Hi all!.
I have a problem with my Lede router when i try to make a port forwarding from my ISP router to my LAN router.
The scheme is the next:
Router 1. 192.168.1.1 (from my ISP)
Router 2 172.16.25.1 LAN /192.168.1.2 WAN (with LEDE)
I have to send packets from internet at RDP port received in ISP router at LAN in Lede router to an ip of my lan.
I have tried in Firewall/Port forwarding but ii doesnt work.
Copy/paste from touter:
IPv4-tcp, udp
From IP 192.168.1.2 in wan with source port 3389
Via any router IP at port 3389
The IP of router 1 is 192.168.1.1, so if you're trying to allow port forwarding from only one IP it needs to be router 1's IP not the IP assigned to router 2's WAN port.
Your ISP modem is also routing. This means you need to set it to forward ports so that incoming connections from the Internet make it to your LEDE router. The "DMZ" setting usually found in stock firmware is appropriate since there is only one device on the 192.168.1.x network, your LEDE router, and all incoming traffic can go there.

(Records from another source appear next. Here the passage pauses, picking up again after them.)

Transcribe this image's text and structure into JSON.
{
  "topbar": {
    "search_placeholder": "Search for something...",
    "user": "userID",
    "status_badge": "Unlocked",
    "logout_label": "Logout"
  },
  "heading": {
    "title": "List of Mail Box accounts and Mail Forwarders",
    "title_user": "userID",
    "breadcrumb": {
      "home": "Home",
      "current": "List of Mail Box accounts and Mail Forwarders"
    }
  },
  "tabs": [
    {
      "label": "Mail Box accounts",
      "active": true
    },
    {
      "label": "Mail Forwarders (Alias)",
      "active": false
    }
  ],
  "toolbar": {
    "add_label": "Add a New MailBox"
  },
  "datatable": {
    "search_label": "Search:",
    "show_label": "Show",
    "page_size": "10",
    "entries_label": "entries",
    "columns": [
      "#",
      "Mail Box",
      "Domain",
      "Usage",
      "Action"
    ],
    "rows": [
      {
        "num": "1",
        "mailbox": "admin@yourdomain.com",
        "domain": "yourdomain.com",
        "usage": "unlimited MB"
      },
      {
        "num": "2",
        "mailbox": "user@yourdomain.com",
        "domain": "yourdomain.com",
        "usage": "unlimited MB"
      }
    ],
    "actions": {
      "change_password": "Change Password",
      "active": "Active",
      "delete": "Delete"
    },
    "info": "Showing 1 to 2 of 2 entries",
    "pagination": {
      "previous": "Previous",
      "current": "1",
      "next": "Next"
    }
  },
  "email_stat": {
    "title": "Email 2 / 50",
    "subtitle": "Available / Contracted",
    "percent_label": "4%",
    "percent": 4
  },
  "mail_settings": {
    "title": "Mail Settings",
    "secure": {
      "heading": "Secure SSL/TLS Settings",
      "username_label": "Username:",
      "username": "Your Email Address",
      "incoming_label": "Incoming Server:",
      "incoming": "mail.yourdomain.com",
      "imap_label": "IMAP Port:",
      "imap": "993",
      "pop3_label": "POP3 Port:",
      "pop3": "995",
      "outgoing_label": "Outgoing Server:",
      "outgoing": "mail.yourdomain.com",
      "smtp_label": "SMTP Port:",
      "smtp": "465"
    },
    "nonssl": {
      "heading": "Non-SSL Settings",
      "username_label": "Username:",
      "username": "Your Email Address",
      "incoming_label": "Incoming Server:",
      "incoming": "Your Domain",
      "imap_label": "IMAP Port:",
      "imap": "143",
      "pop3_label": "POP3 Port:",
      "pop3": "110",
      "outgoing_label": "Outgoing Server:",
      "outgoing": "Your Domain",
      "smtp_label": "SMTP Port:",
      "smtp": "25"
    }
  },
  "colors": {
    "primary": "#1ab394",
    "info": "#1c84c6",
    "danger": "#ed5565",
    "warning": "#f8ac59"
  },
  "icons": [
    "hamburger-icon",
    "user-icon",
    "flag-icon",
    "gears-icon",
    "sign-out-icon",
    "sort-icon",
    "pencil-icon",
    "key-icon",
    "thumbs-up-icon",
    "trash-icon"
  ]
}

Ideally you would make the ISP modem a bridge instead of a router, so that the LEDE router gets the public IP on its wan port and the modem is transparent to incoming connections. This is not possible with some ISPs though.
Also very importantly, you should not be using public IP's (172.x) on the LAN. As you're routing twice inside the house (once at the ISP router and once in LEDE) you should use two private IP ranges such as 192.168.1.x (link from ISP router to LEDE router) and 192.168.2.x (LEDE router's LAN.)
@mk24 you're likely right that the ISP device doesn't have port forwarding setup, since it wasn't specifically stated. But I'm curious about your 172.x.x.x comment, I've always been under the impression that 192, 172 and 10 were all private subnets:
You want to reach a windows server/pc via rdp from the internet, right?
Have you setup an port forwarding in your isp router?
How does it look like? Something like this: public port: 3389 destination port: 3398 destination ip: 192.168.1.2
The port forwarding in your lede router should look like this:
IPv4-tcp
From any host in wan
Via any router IP at port 3398
Also, if it's a Windows machine it needs to be Windows Professional or higher and Remote Desktop needs to be enabled under "Advanced Systems Settings - Remote". If you have a version of Windows below Professional, you'd need to use the excellent RDP Wrapper project to enable RDP. RDP Wrapper also allows multiple concurrent connections -- which is very cool!
Answering questions...
My RDP config was working before upgrade my LAN router to LEDE, so my isp router was correctly configured and i haven't tocuhed nothing at it.
The problem is with the LEDE router, i´ve made a port forwarding like the copy/paste in my first post and im not able to reach the server machine, wich is running Windows Server 2012 R2., but i repeat the server was working before the upgrade to LEDE.
Until now i dont see the solution to the port forwarding, i think the lede interface is not very intuitive.
Ive made thousand of port forwarding in other routers and never had a problema but with this one is imposible to do in the right way.
im very grateful for your suggestions but for the moment, they arent helping me.
bnhf i dont understand you, but i thought WAN port has to be set in LAN router. like i explained before.
mk24 you have been answered by bnhf i think the same 172 is private range, please take a look: Private network
rj45 the port forwarding in my lede is this:
IPv4-tcp, udp
From IP 192.168.1.2 in wan with source port 3389
Via any router IP at port 3389
IP 172.16.25.200, port 3389 in lan
and you suggest this:
IPv4-tcp
From any host in wan
Via any router IP at port 3398
IP 172.16.25.200, port 3398 in lan
i've tried this in my first option also without success
I'm going to go back to my original comment. I think you are putting 192.168.1.2 as the source IP -- this is incorrect. This limits forwarding to only being accepted from this source address. The source IP would be the IP address of your ISP router which is 192.168.1.1. A better option would be to change the source IP to any.
When you have your port forwarding correct it will show:
IPv4-tcp, udp
From any host in wan
Via any router IP at port 3389
There are several ways for it to work correctly in your situation. Specifying the LEDE router's IP as the source IP is one of many ways to do it wrong.
Hope that helps, sorry you are having trouble understanding me.
Sorry, I didn't understand your configuration. What is wan ip of 1st router (ISP)? What is lan network of 1st router? What is lan network of 2nd router? What is wan ip of 2nd router?
@rgma, hopefully you've got this working now -- if you could confirm that here it'd be appreciated!
If anyone else stumbles across this post with a similar issue, check my responses and examples. LEDE has some port forwarding options not found in other router OS's, which give it more power, but also make it easier to misinterpret what goes where.